Johnny Laidlay (2 Amateur's )
1860 - 1940John Ernest Laidlay (5 November 1860 – 15 July 1940) was a Scottish amateur golfer. He invented the most popular golf grip used today, although the grip is credited to Harry Vardon, who took it up after Laidlay.
Laidlay was born in Seacliff, two miles east of North Berwick, East Lothian. He became quite prominent at golf while a schoolboy from 1872–1878 at the Loretto School in Musselburgh, near Edinburgh. Following completion of his education at Loretto, he moved to North Berwick and played out of the famous North Berwick Golf Club.
Laidlay won the British Amateur Championship twice, in 1889 and 1891, and was runner-up three more times, in 1888, 1890, and 1893, during a six-year stretch from 1888 to 1893. He was also runner-up in the 1893 Open Championship. He won over 130 amateur medals during his playing career, represented Scotland every year from 1902 to 1911, and also played cricket for Scotland. After World War I, he moved to Sunningdale, near London, where his former caddie Jack White was the club professional at the Sunningdale Golf Club. He has been called the 'last of the gentlemen golfers'.

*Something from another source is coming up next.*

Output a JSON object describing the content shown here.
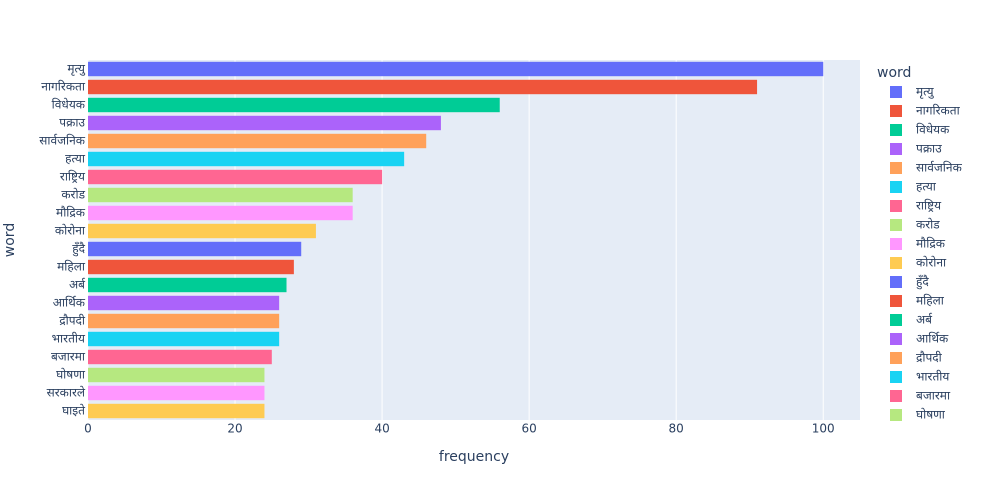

Laidlay was using the grip which was credited to Harry Vardon for some years before either Vardon or J.H. Taylor adopted it. The grip is taken by overlapping the little finger of the bottom hand between the forefinger and middle fingers of the top hand, with thumbs pointing down and the remaining fingers of both hands wrapping around the club, with the club held lightly. The lead thumb should fit into the palm, along the lifeline of the trailing hand. Since 1900, most professionals, top amateurs, and average players around the world have adopted this grip, known as the Vardon or overlapping grip. Probably 90% of the world's golfers use it, although there are exceptions, including Jack Nicklaus, Tiger Woods, and Gene Sarazen.
Laidlay died on 15 July 1940 at Sunningdale, England. He is best remembered as a 2-time winner of the British Amateur Championship and the first golfer to employ the overlapping grip.